God’s presence is a poetic experience, it is gentle and graceful and cannot be subjected to preconceived religious ideas. When we perceive God as speaking mainly through tragedies or gloom, that is more superstition than true religion. That is exactly the opposite of how true Christian spirituality discerns the divine. Today’s Scriptures show that there is so much that needs to be recovered for religion to be authentic. The prophets of old were mainly in crisis whenever religion abandoned itself to idolatry and reduced itself to superstition.

In the second reading, St Paul laments that religion can easily lose connection with its source of energy. For him, the passion for others comes first to the extent that for the love of his brothers he was ready to renounce to his love for Christ. This reminds us of Simone Weil, a Jew like Paul, who at the time of the holocaust refused to be baptised in solidarity with what the Jews were going through in the concentration camps.

The gloom encircling Elijah’s life and his prophetic commitment, made him find refuge in a cave from where, though, the Lord calls him to go out on the mountain in order to meet Him. Symbolically, the cave may stand for the introvert attitude that our Christianity very often assumes in the face of crises.

What could be more foolish for the Church, itself under duress, than to be busy issuing anathemas? As Walter Brueggemann writes in his book Out of Babylon, it is in the nature of the poetic to permit other voices to stand alongside.

It is from this self-defeating attitude that in our time, Pope Francis with insistence invites the Church to “go forth”. His words are very significant: “I prefer a Church which is bruised, hurting and dirty because it has been out on the streets, rather than a Church which is unhealthy from being confined and from clinging to its own security”.

In the first reading, Elijah was in anguish and fear, fleeing Jesabel, foremost enemy of God’s prophets. Francis’ concern in this day and age is “with a Church caught up in a web of obsessions and procedures”. The Church can easily become its own enemy, neutralising the unpredictable power of God’s word.

The cave mentality secludes believ­­ers from the world and alienates us from what people really long for and from the Church people really need. God is unpredictable because He is creative and innovative. He escapes our closed-circuit formulas of doctrine and practice. New challenges call for new solutions. In the face of the empires dominating politics and everyday life, we cannot afford to project an impotent religion.
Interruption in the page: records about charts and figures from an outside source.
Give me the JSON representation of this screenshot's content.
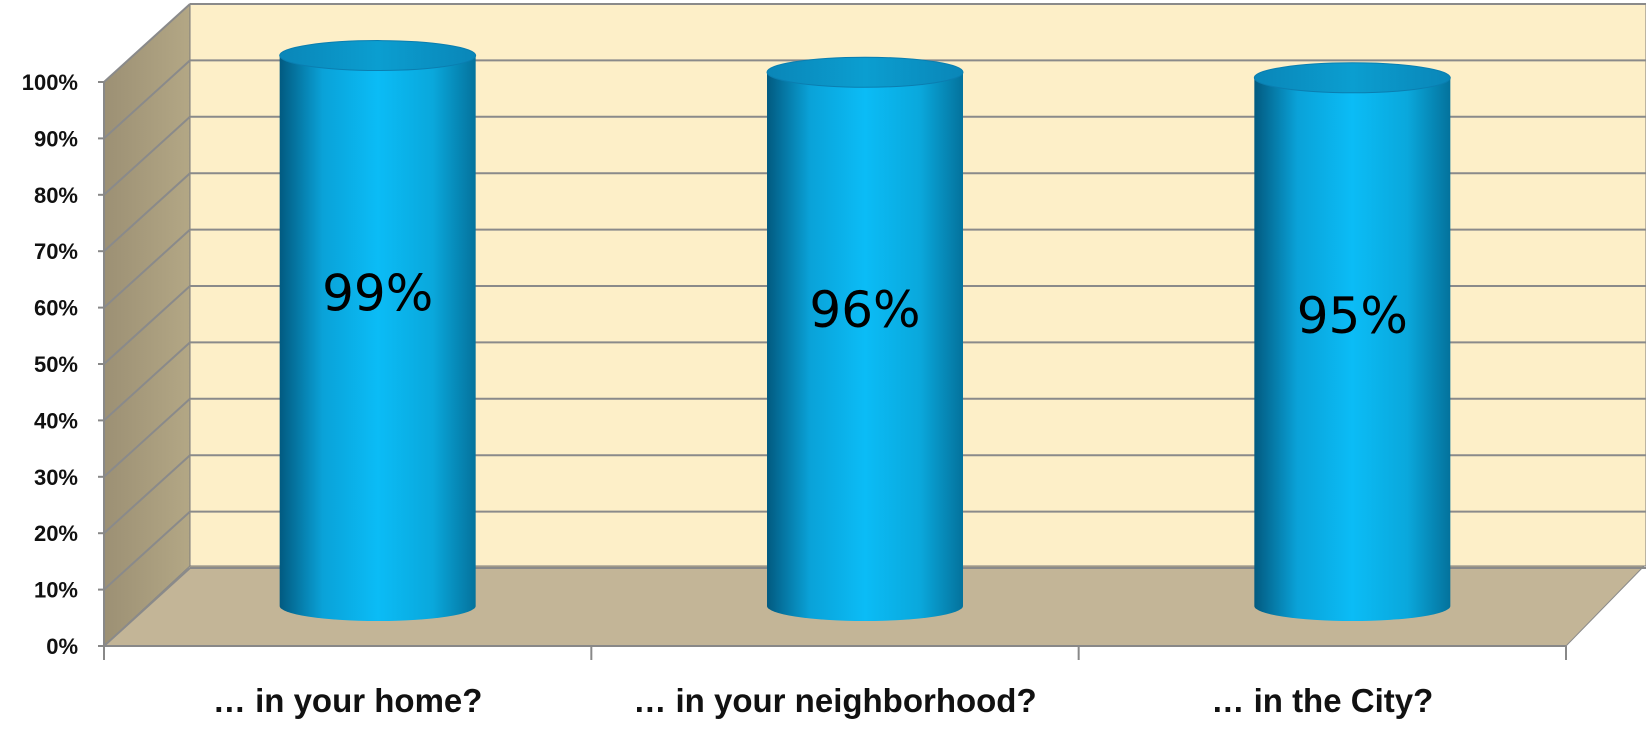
{
  "chart_data": {
    "type": "bar",
    "style": "3d-cylinder",
    "categories": [
      "… in your home?",
      "… in your neighborhood?",
      "… in the City?"
    ],
    "values": [
      99,
      96,
      95
    ],
    "value_labels": [
      "99%",
      "96%",
      "95%"
    ],
    "title": "",
    "xlabel": "",
    "ylabel": "",
    "ylim": [
      0,
      100
    ],
    "yticks": [
      0,
      10,
      20,
      30,
      40,
      50,
      60,
      70,
      80,
      90,
      100
    ],
    "ytick_labels": [
      "0%",
      "10%",
      "20%",
      "30%",
      "40%",
      "50%",
      "60%",
      "70%",
      "80%",
      "90%",
      "100%"
    ],
    "grid": true,
    "legend": "none",
    "colors": {
      "bar": "#0bb0e8",
      "back_wall": "#fdefc8",
      "side_wall": "#a89c7d",
      "floor": "#c3b597",
      "gridline": "#8a8a8a",
      "axis": "#888888"
    }
  }
}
We live in times of great displacement. There is geographical displacement of entire peoples and communities living scattered with no homeland. And there is existential displacement, which at some time or other we all experience in the sadness, mental anguish or the feeling of being lost and confused that many a time leave us breathless.
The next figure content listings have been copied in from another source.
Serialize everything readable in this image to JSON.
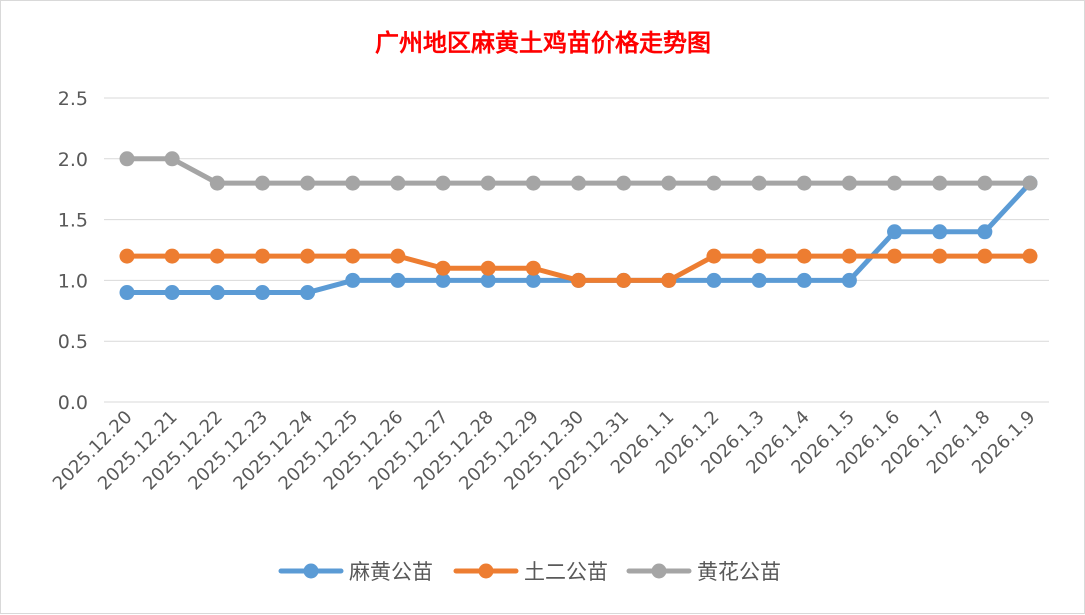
{
  "chart_data": {
    "type": "line",
    "title": "广州地区麻黄土鸡苗价格走势图",
    "xlabel": "",
    "ylabel": "",
    "ylim": [
      0,
      2.5
    ],
    "yticks": [
      "0.0",
      "0.5",
      "1.0",
      "1.5",
      "2.0",
      "2.5"
    ],
    "grid": true,
    "legend_position": "bottom",
    "categories": [
      "2025.12.20",
      "2025.12.21",
      "2025.12.22",
      "2025.12.23",
      "2025.12.24",
      "2025.12.25",
      "2025.12.26",
      "2025.12.27",
      "2025.12.28",
      "2025.12.29",
      "2025.12.30",
      "2025.12.31",
      "2026.1.1",
      "2026.1.2",
      "2026.1.3",
      "2026.1.4",
      "2026.1.5",
      "2026.1.6",
      "2026.1.7",
      "2026.1.8",
      "2026.1.9"
    ],
    "series": [
      {
        "name": "麻黄公苗",
        "color": "#5b9bd5",
        "values": [
          0.9,
          0.9,
          0.9,
          0.9,
          0.9,
          1.0,
          1.0,
          1.0,
          1.0,
          1.0,
          1.0,
          1.0,
          1.0,
          1.0,
          1.0,
          1.0,
          1.0,
          1.4,
          1.4,
          1.4,
          1.8
        ]
      },
      {
        "name": "土二公苗",
        "color": "#ed7d31",
        "values": [
          1.2,
          1.2,
          1.2,
          1.2,
          1.2,
          1.2,
          1.2,
          1.1,
          1.1,
          1.1,
          1.0,
          1.0,
          1.0,
          1.2,
          1.2,
          1.2,
          1.2,
          1.2,
          1.2,
          1.2,
          1.2
        ]
      },
      {
        "name": "黄花公苗",
        "color": "#a5a5a5",
        "values": [
          2.0,
          2.0,
          1.8,
          1.8,
          1.8,
          1.8,
          1.8,
          1.8,
          1.8,
          1.8,
          1.8,
          1.8,
          1.8,
          1.8,
          1.8,
          1.8,
          1.8,
          1.8,
          1.8,
          1.8,
          1.8
        ]
      }
    ]
  }
}
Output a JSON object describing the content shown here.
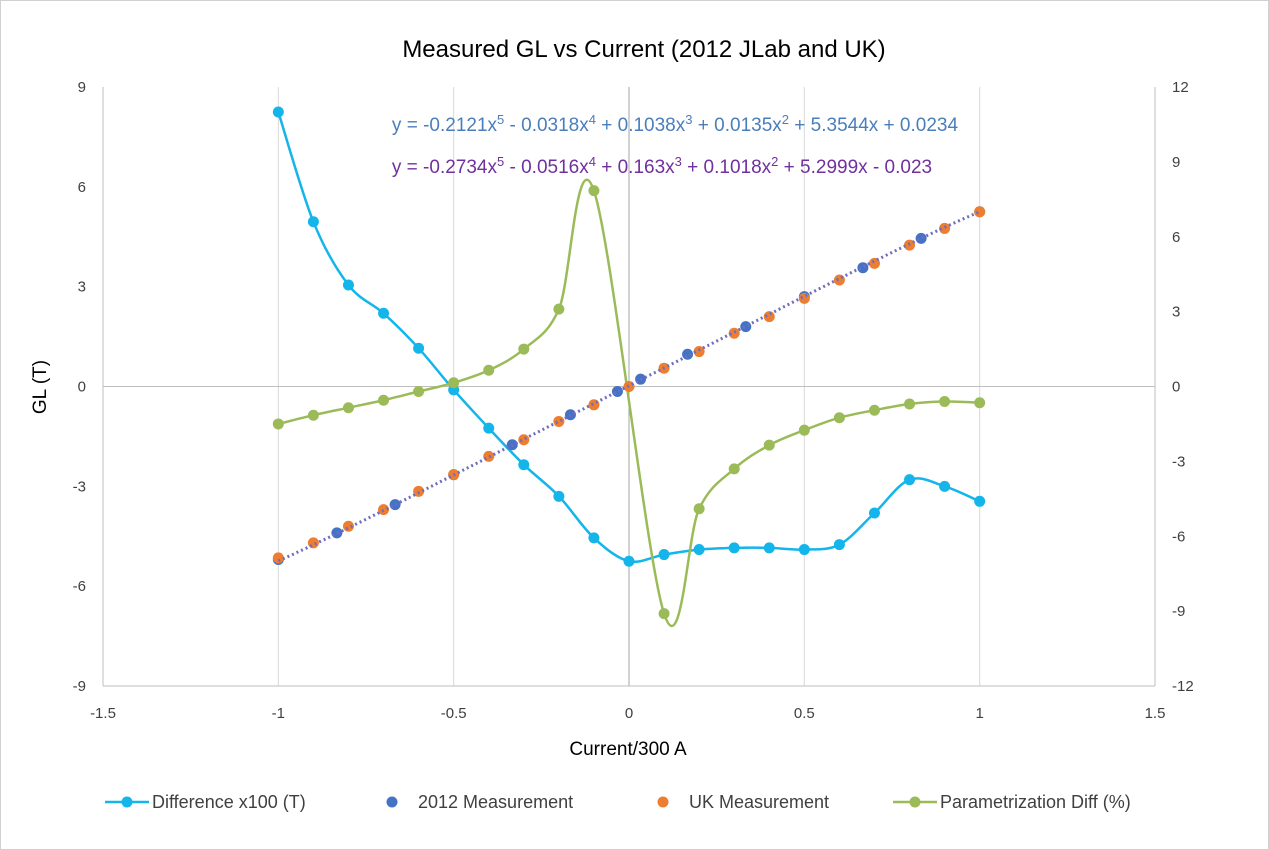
{
  "chart_data": {
    "type": "scatter",
    "title": "Measured GL vs Current (2012 JLab  and UK)",
    "xlabel": "Current/300 A",
    "ylabel": "GL (T)",
    "xlim": [
      -1.5,
      1.5
    ],
    "ylim": [
      -9,
      9
    ],
    "y2lim": [
      -12,
      12
    ],
    "xticks": [
      "-1.5",
      "-1",
      "-0.5",
      "0",
      "0.5",
      "1",
      "1.5"
    ],
    "yticks": [
      "-9",
      "-6",
      "-3",
      "0",
      "3",
      "6",
      "9"
    ],
    "y2ticks": [
      "-12",
      "-9",
      "-6",
      "-3",
      "0",
      "3",
      "6",
      "9",
      "12"
    ],
    "grid": "vertical-major",
    "legend_position": "bottom",
    "equations": [
      {
        "parts": [
          "y = -0.2121x",
          "5",
          " - 0.0318x",
          "4",
          " + 0.1038x",
          "3",
          " + 0.0135x",
          "2",
          " + 5.3544x + 0.0234"
        ],
        "color": "#4a7ebb"
      },
      {
        "parts": [
          "y = -0.2734x",
          "5",
          " - 0.0516x",
          "4",
          " + 0.163x",
          "3",
          " + 0.1018x",
          "2",
          " + 5.2999x - 0.023"
        ],
        "color": "#7030a0"
      }
    ],
    "series": [
      {
        "name": "Difference x100 (T)",
        "axis": "left",
        "style": "smooth-line-markers",
        "color": "#13b5ea",
        "x": [
          -1,
          -0.9,
          -0.8,
          -0.7,
          -0.6,
          -0.5,
          -0.4,
          -0.3,
          -0.2,
          -0.1,
          0,
          0.1,
          0.2,
          0.3,
          0.4,
          0.5,
          0.6,
          0.7,
          0.8,
          0.9,
          1
        ],
        "y": [
          8.25,
          4.95,
          3.05,
          2.2,
          1.15,
          -0.1,
          -1.25,
          -2.35,
          -3.3,
          -4.55,
          -5.25,
          -5.05,
          -4.9,
          -4.85,
          -4.85,
          -4.9,
          -4.75,
          -3.8,
          -2.8,
          -3.0,
          -3.45
        ]
      },
      {
        "name": "2012 Measurement",
        "axis": "left",
        "style": "markers",
        "color": "#4472c4",
        "x": [
          -1,
          -0.833,
          -0.667,
          -0.5,
          -0.333,
          -0.167,
          -0.033,
          0.033,
          0.167,
          0.333,
          0.5,
          0.667,
          0.833,
          1
        ],
        "y": [
          -5.2,
          -4.4,
          -3.55,
          -2.65,
          -1.75,
          -0.85,
          -0.15,
          0.22,
          0.97,
          1.8,
          2.7,
          3.57,
          4.45,
          5.25
        ]
      },
      {
        "name": "UK Measurement",
        "axis": "left",
        "style": "markers",
        "color": "#ed7d31",
        "x": [
          -1,
          -0.9,
          -0.8,
          -0.7,
          -0.6,
          -0.5,
          -0.4,
          -0.3,
          -0.2,
          -0.1,
          0,
          0.1,
          0.2,
          0.3,
          0.4,
          0.5,
          0.6,
          0.7,
          0.8,
          0.9,
          1
        ],
        "y": [
          -5.15,
          -4.7,
          -4.2,
          -3.7,
          -3.15,
          -2.65,
          -2.1,
          -1.6,
          -1.05,
          -0.55,
          0,
          0.55,
          1.05,
          1.6,
          2.1,
          2.65,
          3.2,
          3.7,
          4.25,
          4.75,
          5.25
        ]
      },
      {
        "name": "Parametrization Diff (%)",
        "axis": "right",
        "style": "smooth-line-markers",
        "color": "#9bbb59",
        "x": [
          -1,
          -0.9,
          -0.8,
          -0.7,
          -0.6,
          -0.5,
          -0.4,
          -0.3,
          -0.2,
          -0.1,
          0.1,
          0.2,
          0.3,
          0.4,
          0.5,
          0.6,
          0.7,
          0.8,
          0.9,
          1
        ],
        "y": [
          -1.5,
          -1.15,
          -0.85,
          -0.55,
          -0.2,
          0.15,
          0.65,
          1.5,
          3.1,
          7.85,
          -9.1,
          -4.9,
          -3.3,
          -2.35,
          -1.75,
          -1.25,
          -0.95,
          -0.7,
          -0.6,
          -0.65
        ]
      }
    ],
    "trendline": {
      "color": "#6e6ec0",
      "style": "dotted",
      "coefficients": [
        0.0234,
        5.3544,
        0.0135,
        0.1038,
        -0.0318,
        -0.2121
      ]
    }
  }
}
We all cry in our needs, just as Elijah, St Paul and the disciples are depicted as doing in today’s readings. Crying in need is natural. But the force of hoping and dreaming, of clinging to what ultimately can save us is something that does not come only from within ourselves.

We need to hear voices of hope, we long for ‘I have a dream’ political strategies and speeches even if they seldom feature. But the real tragedy comes when even within our faith communities we experience a void of meaning, we celebrate liturgies empty of the power to transform and which many a time fail to facilitate the experience of the divine.
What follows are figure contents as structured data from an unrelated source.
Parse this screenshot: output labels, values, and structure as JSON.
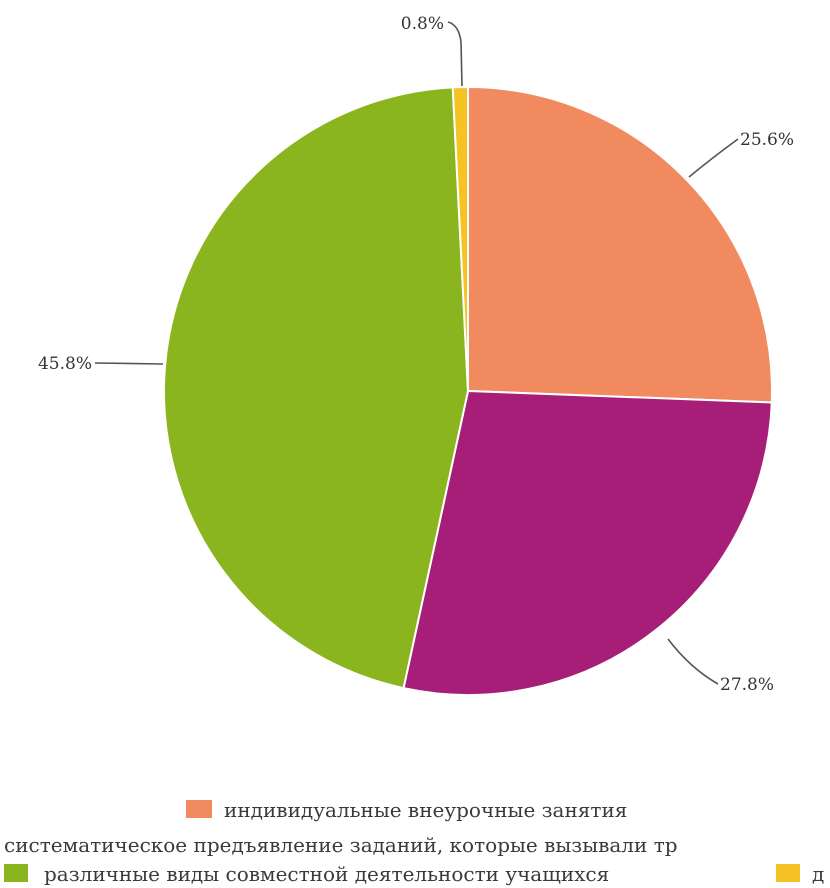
{
  "chart_data": {
    "type": "pie",
    "title": "",
    "slices": [
      {
        "label": "индивидуальные внеурочные занятия",
        "value": 25.6,
        "display": "25.6%",
        "color": "#F18A5E"
      },
      {
        "label": "систематическое предъявление заданий, которые вызывали тр",
        "value": 27.8,
        "display": "27.8%",
        "color": "#A61E78"
      },
      {
        "label": "различные виды совместной деятельности учащихся",
        "value": 45.8,
        "display": "45.8%",
        "color": "#8BB51F"
      },
      {
        "label": "д",
        "value": 0.8,
        "display": "0.8%",
        "color": "#F6C324"
      }
    ],
    "legend_position": "bottom"
  }
}
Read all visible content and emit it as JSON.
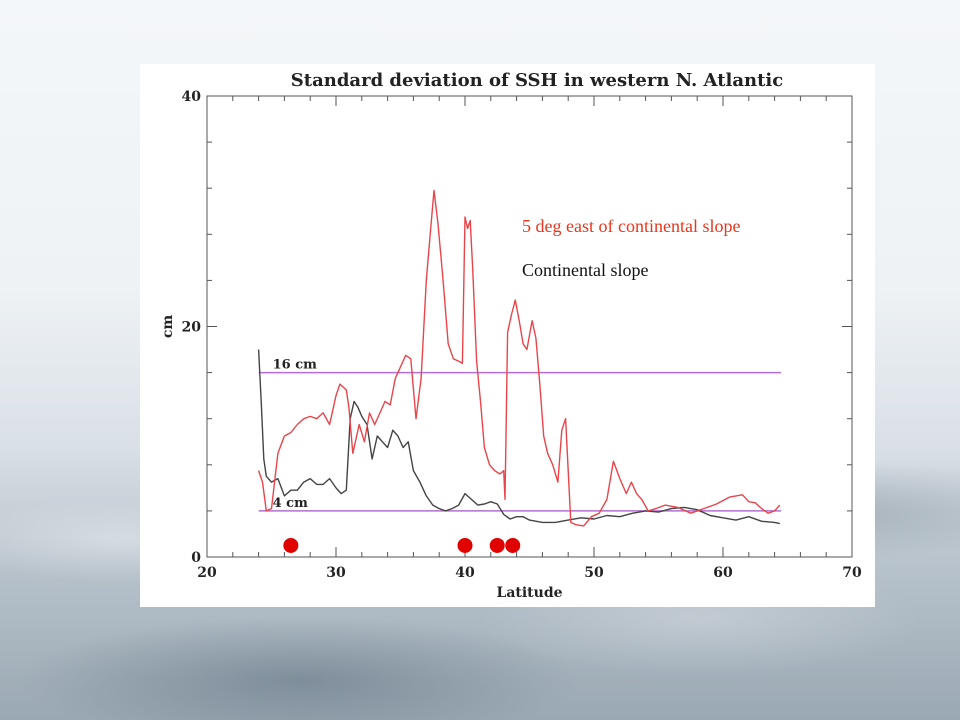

Elijah was expecting God to speak out from the stereotypes of religious practice. But God manifests Himself on a different wavelength. It is the gentle breeze that opens Elijah’s eyes to God’s presence. In the gospel, Jesus’ presence instils courage and dispels the fear of the distressed disciples in the midst of the tempest.

We badly need a religion which, rather than being prohibitive by imposition, provides the sacred spaces in our daily lives where we can be touched by the divine gently and passionately.